It's not that I'm inflexible, because I'm pretty flexible, but we do follow certain routines throughout everyday. Every school morning, it's the same routine. This keeps us moving so that we're not late. Breakfast on the table by 7:30. Everyone has gone potty and gotten dressed by 8:10. Shoes and jackets (if necessary) are on by 8:30. We are out the door by 8:35 at the latest. Everything in between is flexible. If it takes the kids 5 minutes to eat, then they have time to play and do what they please. If it takes them a half hour, no play time. If they get dressed in a timely fashion, they have extra time to do something else. It's the same routine every day though. They know it and understand it. Hardest part is keeping something similar on the weekends when Daddy is home. Obviously the weekend is only two days long. It takes a child 5 days to build a routine. That's 3 consistent weekends. After 3 years, we finally have that routine down. The key is I still have to get up early.
Our lunch routine and bedtime routine have always been followed 7 days week. Again, there's flexibility. Sometimes we go out for lunch or dinner. Occasionally, we'll stay out late and the kids won't make it to bed at their normal time. In the summer, one day a week is late baseball. However, the basis stays the same. Lunch, potty, story, rest. Bedtime is a bit more complex...potty, teeth, jammies, stories with Thing 1 and 2, Thing 2 to sleep, Thing 1 reads story to adult, sleep. Mommy and Daddy have different routines also, which the kids understand, because we don't veer far. Daddy almost always does bedtime, so the normal bedtime routine is his. When he's gone, Mommy does bed and takes out one story for each child and adds songs. I love singing to my kids and love that they still love me singing to them.

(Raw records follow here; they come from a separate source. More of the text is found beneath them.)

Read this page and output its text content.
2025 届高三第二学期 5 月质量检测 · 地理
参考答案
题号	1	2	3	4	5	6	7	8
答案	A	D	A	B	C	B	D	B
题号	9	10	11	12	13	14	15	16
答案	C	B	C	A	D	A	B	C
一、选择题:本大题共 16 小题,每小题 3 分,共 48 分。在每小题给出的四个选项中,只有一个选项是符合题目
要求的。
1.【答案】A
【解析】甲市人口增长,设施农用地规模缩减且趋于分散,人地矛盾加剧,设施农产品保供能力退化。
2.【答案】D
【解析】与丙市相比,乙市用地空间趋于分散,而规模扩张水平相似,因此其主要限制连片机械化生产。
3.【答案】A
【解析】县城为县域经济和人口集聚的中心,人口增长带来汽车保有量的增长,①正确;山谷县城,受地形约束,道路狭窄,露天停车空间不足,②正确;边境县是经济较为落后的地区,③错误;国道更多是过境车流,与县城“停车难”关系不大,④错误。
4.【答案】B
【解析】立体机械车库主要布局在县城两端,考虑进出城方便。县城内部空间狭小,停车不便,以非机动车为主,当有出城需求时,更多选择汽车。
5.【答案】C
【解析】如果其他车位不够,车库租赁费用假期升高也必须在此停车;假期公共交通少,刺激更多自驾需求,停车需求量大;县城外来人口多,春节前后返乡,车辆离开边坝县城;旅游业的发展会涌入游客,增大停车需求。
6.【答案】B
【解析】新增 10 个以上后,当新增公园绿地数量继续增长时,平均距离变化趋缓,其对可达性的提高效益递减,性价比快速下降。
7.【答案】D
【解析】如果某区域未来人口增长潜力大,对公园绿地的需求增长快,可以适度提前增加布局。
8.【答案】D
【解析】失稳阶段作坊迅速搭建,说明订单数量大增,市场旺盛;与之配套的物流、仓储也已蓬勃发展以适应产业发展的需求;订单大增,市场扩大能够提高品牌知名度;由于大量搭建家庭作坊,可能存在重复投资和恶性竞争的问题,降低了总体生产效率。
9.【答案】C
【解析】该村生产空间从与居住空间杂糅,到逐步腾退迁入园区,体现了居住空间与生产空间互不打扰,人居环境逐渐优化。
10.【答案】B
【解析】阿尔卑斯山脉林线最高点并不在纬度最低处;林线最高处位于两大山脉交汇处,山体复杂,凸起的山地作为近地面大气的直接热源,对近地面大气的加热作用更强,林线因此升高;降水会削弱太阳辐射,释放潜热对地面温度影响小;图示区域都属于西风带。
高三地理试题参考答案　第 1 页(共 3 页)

The kids have got this routine thing down. Sunshine is super flexible with it if things have to change. Monster is more like me, and creature of habit, so he needs a lot of warnings that things are going to be different. Having Husband gone more and more is actually helping Monster with that.
I'm not so flexible with my own routines. Every morning, I get up. I get coffee. I check my email. Then I move to Facebook and the Pinterest and then here. The pattern never varies. I don't ever mix it up and check Pinterest first and my email last. I think I'm acatually incapable of it. Even though it only takes children 5 days to learn a new routine, I feel like it takes adults, or at least Husband and myself, a lot longer. Can't teach an old dog new tricks, right?
That being said, I believe that's part of the reason it is so difficult to create family traditions for us. Traditions are just pretty much special routines. For example, one that we actually do and remember is Pizza/Movie night. Every Sunday, we make pizza and watch a "movie" (usually the kids pick Looney Tunes or Super Why instead of an actual movie). This tradition came about from Husband's friend's family. Growing up, Husband had a friend who, every Friday, had pizza night. All the kids were required to be home. They could have several friends over if they wanted, but everyone was home for pizza night. The parents make every child there their own pizza. Apparently this made a huge impact on Husband because he decided that's what he wanted to do with his children. Since he works such late hours though, pizza night had to be on the weekend so he could be home to make the pizzas. Other traditions though, we have a harder time keeping up with. Our Elf on the Shelf is a tradition. This happens to be the first year that Oee moved every day instead perching in the same spot several days in a row! This was our first year of Advent Acts of Kindness, but I hope it continues. Problem with that was, there were days I forgot to have the kids pull a card until before bed. The kids were much better about remembering than I was. I firmly believe traditions are important part of growing up. Sadly, Husband had no traditions in his childhood, at least none he remembers. I had several, but they didn't carry on through high school. I want my kids to have traditions that withstand the test of time. Like Pizza/Movie night. I'm hoping that when my kids are grown with kids of their own, they will have their own Pizza Nights or come over here. I'm hoping that my kids take the Acts of Kindness with them into adulthood.
I'm hoping that I can learn to be flexible enough with my own personal routines to add some new things and to incorporate family traditions. I think we'd all benefit from it.